How can I convince my boss to give me a raise? gets you a listicle on Google and a highly specific response on ChatGPT. And if some of the advice doesn’t apply, you can continue directing the conversation. It’s an idea generator, even if some of them are bad or don’t make sense.

Tangentially related, I had GPT-4 plan the sightseeing on my latest holiday.

It both picked out the interesting places of note, and then I asked it to plan them in such a way that made sense walking-wise (so I wasn't backtracking) and it did so without a hiccup.

You're not wrong at all, it doesn't know everything.

But it does know a lot of things and can be super useful. Personally i think search engine is a terrible use case, unless you use the Bing enabled version, or bing chat.

I've used it to write pretty complicated scripts where I had no idea what I was doing, rebuild crusty httpd configs from first principles, explain disassembled code, explain regular code, explain configs, read dmidecode and lspci for me and make a pcie slot report... It's bloody brilliant.

Other: read and translated my blood tests. Accurately!

> ChatGPT is the killer app. It’s a Google killer. It is better than the SEO listicle garbage filling the internet.
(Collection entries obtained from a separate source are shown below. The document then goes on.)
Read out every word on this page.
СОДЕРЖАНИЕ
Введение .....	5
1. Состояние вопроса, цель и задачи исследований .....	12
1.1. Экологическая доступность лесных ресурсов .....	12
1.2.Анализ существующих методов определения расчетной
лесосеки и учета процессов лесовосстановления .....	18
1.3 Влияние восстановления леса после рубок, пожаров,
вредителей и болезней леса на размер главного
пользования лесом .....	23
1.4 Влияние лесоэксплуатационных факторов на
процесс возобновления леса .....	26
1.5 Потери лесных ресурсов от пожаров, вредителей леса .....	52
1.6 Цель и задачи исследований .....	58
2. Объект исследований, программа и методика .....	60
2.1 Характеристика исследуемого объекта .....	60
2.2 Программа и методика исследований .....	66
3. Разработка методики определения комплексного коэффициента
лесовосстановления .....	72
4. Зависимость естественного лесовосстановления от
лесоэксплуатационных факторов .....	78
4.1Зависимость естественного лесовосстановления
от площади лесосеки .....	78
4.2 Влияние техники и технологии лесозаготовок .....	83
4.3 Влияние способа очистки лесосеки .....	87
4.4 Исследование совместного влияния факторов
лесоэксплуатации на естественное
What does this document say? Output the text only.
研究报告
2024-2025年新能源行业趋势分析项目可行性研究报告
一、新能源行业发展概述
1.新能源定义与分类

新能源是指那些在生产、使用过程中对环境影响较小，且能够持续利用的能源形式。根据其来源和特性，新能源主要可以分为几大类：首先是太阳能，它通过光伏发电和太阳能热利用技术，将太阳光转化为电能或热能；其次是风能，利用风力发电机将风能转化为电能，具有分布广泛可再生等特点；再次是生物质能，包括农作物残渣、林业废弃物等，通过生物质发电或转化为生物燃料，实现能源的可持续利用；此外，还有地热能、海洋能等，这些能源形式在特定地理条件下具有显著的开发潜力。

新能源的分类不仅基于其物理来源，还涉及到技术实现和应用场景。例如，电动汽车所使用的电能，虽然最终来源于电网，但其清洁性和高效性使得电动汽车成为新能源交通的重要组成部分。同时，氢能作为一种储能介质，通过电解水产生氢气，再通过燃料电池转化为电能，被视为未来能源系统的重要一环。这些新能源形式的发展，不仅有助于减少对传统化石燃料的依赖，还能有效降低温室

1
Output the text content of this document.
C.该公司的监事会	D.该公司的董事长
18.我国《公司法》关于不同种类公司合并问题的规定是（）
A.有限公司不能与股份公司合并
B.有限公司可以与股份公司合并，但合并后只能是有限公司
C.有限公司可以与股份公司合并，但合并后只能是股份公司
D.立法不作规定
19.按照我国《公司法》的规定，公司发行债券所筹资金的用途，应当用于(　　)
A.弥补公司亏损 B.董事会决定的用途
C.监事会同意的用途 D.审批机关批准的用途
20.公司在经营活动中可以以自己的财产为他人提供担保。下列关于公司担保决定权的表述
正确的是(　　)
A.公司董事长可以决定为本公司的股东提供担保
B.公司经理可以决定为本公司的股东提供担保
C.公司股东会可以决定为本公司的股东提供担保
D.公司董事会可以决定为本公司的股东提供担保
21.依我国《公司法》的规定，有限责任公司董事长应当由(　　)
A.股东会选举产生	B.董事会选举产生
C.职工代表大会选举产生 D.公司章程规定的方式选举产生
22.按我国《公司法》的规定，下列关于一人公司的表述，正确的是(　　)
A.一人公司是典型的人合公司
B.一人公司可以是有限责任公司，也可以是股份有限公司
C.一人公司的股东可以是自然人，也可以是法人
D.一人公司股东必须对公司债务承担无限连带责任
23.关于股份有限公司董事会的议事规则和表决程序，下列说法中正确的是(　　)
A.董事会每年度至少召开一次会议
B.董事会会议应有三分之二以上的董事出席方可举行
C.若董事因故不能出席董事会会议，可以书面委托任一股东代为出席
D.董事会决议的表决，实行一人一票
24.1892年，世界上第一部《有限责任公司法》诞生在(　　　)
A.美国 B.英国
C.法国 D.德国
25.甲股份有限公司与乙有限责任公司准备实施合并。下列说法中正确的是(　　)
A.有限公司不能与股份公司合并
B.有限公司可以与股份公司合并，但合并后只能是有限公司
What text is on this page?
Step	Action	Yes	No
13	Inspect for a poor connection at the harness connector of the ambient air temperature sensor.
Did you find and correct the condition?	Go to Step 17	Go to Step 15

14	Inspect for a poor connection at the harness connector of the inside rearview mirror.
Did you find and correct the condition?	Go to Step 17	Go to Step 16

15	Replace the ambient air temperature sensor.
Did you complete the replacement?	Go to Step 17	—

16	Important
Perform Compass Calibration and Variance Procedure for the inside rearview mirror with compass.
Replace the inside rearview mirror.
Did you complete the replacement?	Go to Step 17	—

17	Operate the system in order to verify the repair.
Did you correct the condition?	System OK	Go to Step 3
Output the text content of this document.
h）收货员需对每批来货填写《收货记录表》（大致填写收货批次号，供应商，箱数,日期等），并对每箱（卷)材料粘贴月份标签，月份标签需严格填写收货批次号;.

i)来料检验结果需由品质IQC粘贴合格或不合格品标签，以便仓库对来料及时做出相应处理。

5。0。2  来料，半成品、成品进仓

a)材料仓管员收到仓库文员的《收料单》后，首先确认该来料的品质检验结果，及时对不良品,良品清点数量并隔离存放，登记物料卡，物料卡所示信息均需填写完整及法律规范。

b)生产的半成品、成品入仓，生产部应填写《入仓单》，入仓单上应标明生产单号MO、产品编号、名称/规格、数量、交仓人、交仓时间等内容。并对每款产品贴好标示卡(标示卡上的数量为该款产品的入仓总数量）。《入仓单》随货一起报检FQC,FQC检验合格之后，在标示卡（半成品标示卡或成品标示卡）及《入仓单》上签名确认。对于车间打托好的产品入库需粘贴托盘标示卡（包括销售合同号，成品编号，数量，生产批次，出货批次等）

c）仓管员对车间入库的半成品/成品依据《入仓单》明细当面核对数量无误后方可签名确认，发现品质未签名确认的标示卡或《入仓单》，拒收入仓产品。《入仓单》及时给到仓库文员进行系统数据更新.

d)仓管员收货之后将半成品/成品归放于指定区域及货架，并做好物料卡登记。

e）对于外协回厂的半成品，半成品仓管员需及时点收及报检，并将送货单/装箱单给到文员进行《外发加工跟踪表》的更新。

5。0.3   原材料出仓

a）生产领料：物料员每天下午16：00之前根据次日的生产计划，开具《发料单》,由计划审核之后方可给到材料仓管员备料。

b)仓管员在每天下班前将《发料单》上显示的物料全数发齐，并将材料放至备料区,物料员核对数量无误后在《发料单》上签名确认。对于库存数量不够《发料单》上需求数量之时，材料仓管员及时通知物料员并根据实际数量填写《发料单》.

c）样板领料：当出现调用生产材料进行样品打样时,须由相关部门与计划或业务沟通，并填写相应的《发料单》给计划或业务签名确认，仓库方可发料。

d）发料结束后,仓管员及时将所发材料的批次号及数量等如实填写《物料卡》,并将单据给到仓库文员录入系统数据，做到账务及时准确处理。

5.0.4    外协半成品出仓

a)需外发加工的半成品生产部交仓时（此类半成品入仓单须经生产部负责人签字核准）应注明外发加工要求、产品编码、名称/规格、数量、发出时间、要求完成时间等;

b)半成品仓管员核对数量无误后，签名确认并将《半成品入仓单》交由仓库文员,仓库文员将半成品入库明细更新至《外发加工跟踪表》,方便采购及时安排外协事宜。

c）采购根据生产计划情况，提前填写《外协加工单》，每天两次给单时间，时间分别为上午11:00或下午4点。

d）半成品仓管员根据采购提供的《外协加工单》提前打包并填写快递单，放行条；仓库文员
And yet it hallucinates URLs when I ask it to cite its sources. It's still Google search with a little patience for me.

It is not a direct replacement for search engines, but it will seriously dent their market share.

If you are looking for a location on the internet, use a search engine. LLMs do not memorise the data sources verbatim.

If you want to know how to do something, it will normally give you a better answer than you would find by googling around multiple blogs. No location on the internet needed.